The Bottle Fiend pulled the sack close to his chest. The sound was fragile and nervous, but it settled. "I ain't going to take them from you," Boone said, smiling the way he'd seen other people smile when they talked to children. "I just wondered how many you had."

"Eleven hundred and forty-seven," the Bottle Fiend said.

And that made Boone smile for real. "Where did you hear a number like that?" he said. He thought bottles must be like money to soft-brains.

The Bottle Fiend shrugged.

Boone took his pistol out of its holster and held it up for the Bottle Fiend to see. "You ever shot a gun?" he said.

The Bottle Fiend nodded his head, but he didn't try to touch the gun. "I promised to Dr. Sick to quit," he said. "So he give me the bathhouse instead."

Boone smiled and nodded. The muscles in his jaws hurt. "What I meant was did you ever shoot anybody but your own self. Not that that don't count. . ."

The Bottle Fiend turned in his chair and looked the other way. It was quiet in the room. The Bottle Fiend ran his finger over one of the little bottles on Lurline's dresser. It was clear glass with a red cap, shaped like a drop of sweat. Boone thought it was her France perfume, but he wasn't sure. "You like them little bottles?" he said.

The Bottle Fiend moved his hand from that bottle to the next one, which was larger and regular-shaped. And then to the toilet water. It came from San Francisco; Lurline told him that when he'd first commented on her smell. Lurline was proud to have things from foreign places.

When he had finished touching the toilet water, the Bottle Fiend turned back around in his chair and looked at Boone again. "I ain't stupid," he said.

"I never said you was," Boone said. "I just asted if you liked them little bottles, because if you did, maybe I could let you have one if you did something for me." Boone tried to think of which one Lurline wouldn't miss.

The Bottle Fiend shook his head. "Not one," he said. "I need six."

Boone started up off the windowsill after him, but he made himself sit back down. He could almost feel the Bottle Fiend in his hands. It wasn't his peeder that led him around, but sometimes the feel of breaking somebody's bones did; it rushed over him in a way that he couldn't hold himself back.

He smiled, showing too much teeth. "I might could give you two," he said, "if you could do something for me at the bathhouse." Boone moved the gun closer to the Bottle Fiend, who gave no sign of taking it.

"I promised Dr. Sick," he said.

Boone said, "I ain't sayin' to shoot yourself. I'm talkin' about something else."

The Bottle Fiend turned back to the dresser and picked up the perfume from France.

Boone moved over next to him, still holding the gun in his hand. "There ain't but seven here," he said. He took the bottle out of the Bottle Fiend's hand and looked at it closer. It had little bumps in the bottom and a picture of an angel on the top, where it smoothed out. The Bottle Fiend looked up at him, wanting it back. "This here's a damn fine bottle," Boone said. "I could give you this one and some of the others . . ."

The Bottle Fiend picked up the toilet water, which came in a quart size, and moved it away from the smaller bottles on the dresser.

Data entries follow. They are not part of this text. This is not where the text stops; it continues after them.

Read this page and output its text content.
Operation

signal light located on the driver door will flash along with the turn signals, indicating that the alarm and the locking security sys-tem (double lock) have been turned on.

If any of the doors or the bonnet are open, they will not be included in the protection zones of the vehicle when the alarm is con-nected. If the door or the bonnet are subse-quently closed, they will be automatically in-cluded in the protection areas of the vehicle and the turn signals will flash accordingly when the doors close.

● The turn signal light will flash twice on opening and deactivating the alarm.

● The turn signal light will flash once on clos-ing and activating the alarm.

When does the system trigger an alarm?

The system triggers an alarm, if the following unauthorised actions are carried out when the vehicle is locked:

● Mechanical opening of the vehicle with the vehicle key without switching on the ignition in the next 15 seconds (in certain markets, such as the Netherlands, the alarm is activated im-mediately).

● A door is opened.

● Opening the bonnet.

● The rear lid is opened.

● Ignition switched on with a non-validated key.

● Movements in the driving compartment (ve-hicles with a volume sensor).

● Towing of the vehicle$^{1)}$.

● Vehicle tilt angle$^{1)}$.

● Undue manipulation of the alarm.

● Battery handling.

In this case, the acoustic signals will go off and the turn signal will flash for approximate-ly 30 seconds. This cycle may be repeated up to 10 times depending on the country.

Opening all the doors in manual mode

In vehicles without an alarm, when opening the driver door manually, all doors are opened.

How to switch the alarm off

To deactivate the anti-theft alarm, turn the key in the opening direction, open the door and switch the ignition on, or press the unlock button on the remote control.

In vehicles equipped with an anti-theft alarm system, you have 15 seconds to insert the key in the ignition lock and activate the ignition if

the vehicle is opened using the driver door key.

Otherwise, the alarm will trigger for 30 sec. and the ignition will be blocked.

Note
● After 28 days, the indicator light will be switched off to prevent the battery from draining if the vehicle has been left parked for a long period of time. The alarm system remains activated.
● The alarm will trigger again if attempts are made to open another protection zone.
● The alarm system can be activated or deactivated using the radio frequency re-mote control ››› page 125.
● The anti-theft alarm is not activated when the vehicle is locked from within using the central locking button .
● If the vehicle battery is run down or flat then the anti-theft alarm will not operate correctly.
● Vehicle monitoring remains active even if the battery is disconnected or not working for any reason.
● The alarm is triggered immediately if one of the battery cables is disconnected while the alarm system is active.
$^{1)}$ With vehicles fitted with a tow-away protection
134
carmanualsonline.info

He said he needed six.

Boone put his hand over the Bottle Fiend's mouth. The Bottle Fiend didn't move or try to get it away, he just stood still and stared at him, not even a little fearful. It wasn't the way Boone thought soft-brains would be.

"All right," Boone said. "If I was to give you this France bottle right now, that means you got to do something for me with the gun." He took his hand off the soft-brain's mouth and put the bottle back on the table to see if they had an agreement.